Merck Begins Enrolling Participants Worldwide for Potential HIV/AIDS Vaccine’s Phase II Trials
Pharmaceutical company Merck and the HIV Vaccine Trials Network on Monday announced that they have begun enrolling participants worldwide in a Phase II study -- a collaboration of Merck, HVTN and the National Institute for Allergy and Infectious Diseases -- of a potential HIV/AIDS vaccine, the AP/Las Vegas Sun reports. The vaccine candidate -- called MRKAd5 HIV-1 gag/pol/nef, or trivalent -- aims to "persuade" CD4+ T cells to "attack" HIV when it enters the cell, according to the AP/Sun. In order to transfer three synthetically produced HIV genes to the cells, the trivalent vaccine uses a strain of the common cold that has been modified so that it is unable to reproduce or cause people to contract a cold (Gold, AP/Las Vegas Sun, 1/24). There is no risk that participants will contract HIV from the study itself, Dow Jones Newswires reports (Corbett Dooren, Dow Jones Newswires, 1/24).
The Phase II trial, called the Step Study, last month began enrolling 1,500 participants at high risk for sexual transmission of HIV (King, Seattle Times, 1/24). Participants will include male and female volunteers ages 18 to 45 of diverse racial groups, who also will receive counseling on how to reduce their risk of HIV infection, according to Reuters AlertNet (Pierson, Reuters AlertNet, 1/24). The double-blind study will be conducted in 13 U.S. cities and Puerto Rico, as well as Santo Domingo, Dominican Republic; Port-au-Prince, Haiti; Iquitos, Peru; Lima, Peru; Toronto; and Sydney, Australia. The participants -- half of whom will be given a placebo and half the trivalent vaccine -- will receive three injections over six months. The study is expected to last four years, during which volunteers also will be tested for HIV every six months. Although participants will receive counseling, researchers still expect some volunteers to contract HIV during the duration of the trial, according to the Times. These participants will be monitored to determine if the vaccine can lower their viral load (Seattle Times, 1/24). Results from the trial are not expected until 2010, after which additional studies might be required before the vaccine is approved for public use (Dow Jones Newswires, 1/24).

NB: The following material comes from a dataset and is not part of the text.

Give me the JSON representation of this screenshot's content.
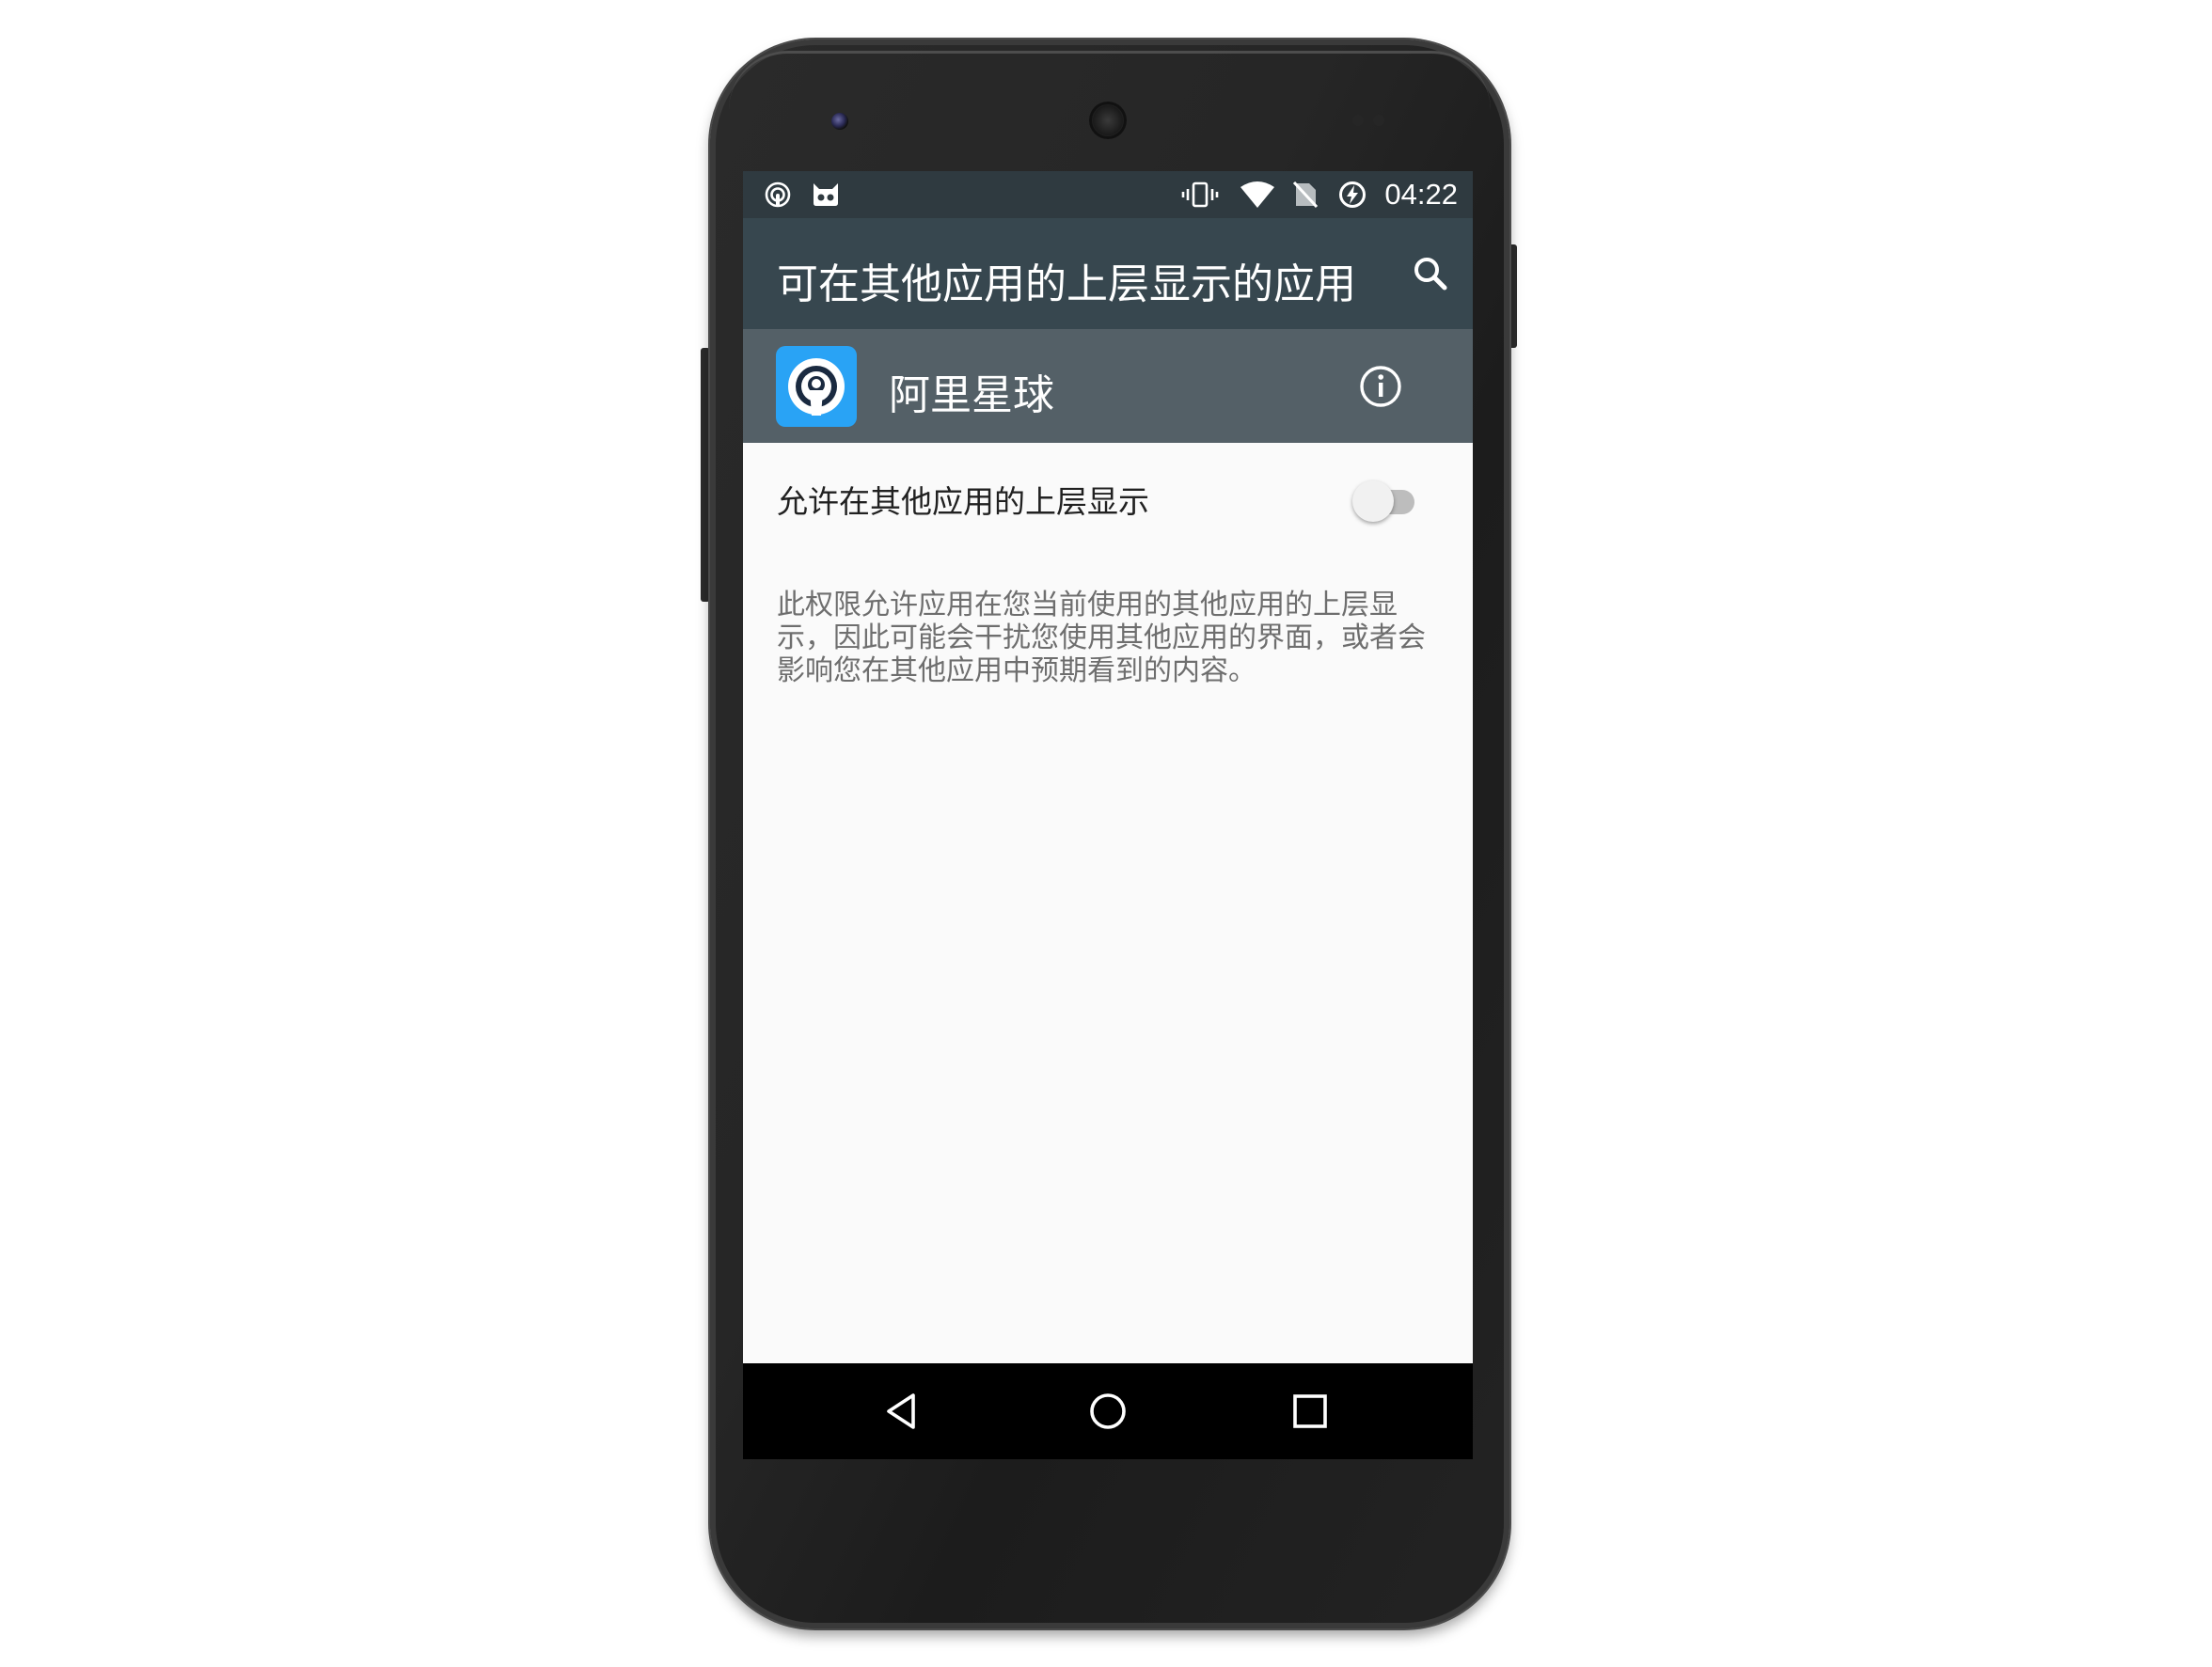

"It's an exciting trial conceptually," Lawrence Corey, HVTN principal investigator, said, adding that compared with other vaccines aimed at triggering CD4+ T cells, the trivalent vaccine has "given the best immune response" (Chase, Wall Street Journal, 1/25). According to Sarah Alexander, HVTN associate director, while the Merck vaccine is the "most promising candidate we've seen so far ... something better could come along tomorrow" (AP/Las Vegas Sun, 1/24). Robert Belshe, professor of medicine at Saint Louis University -- one of the vaccine testing sites -- said that he is "optimistic" about the vaccine candidate because it prevented or delayed AIDS-related diseases in animals, according to the Journal. "This is a step forward," Belshe said, adding, "It's clearly not the final vaccine. We still need antibodies. This is half the equation" (Wall Street Journal, 1/25). According to the International AIDS Vaccine Initiative, there currently are approximately 50 preventive and combination vaccine candidates in human clinical trials (Bowe, Financial Times, 1/25).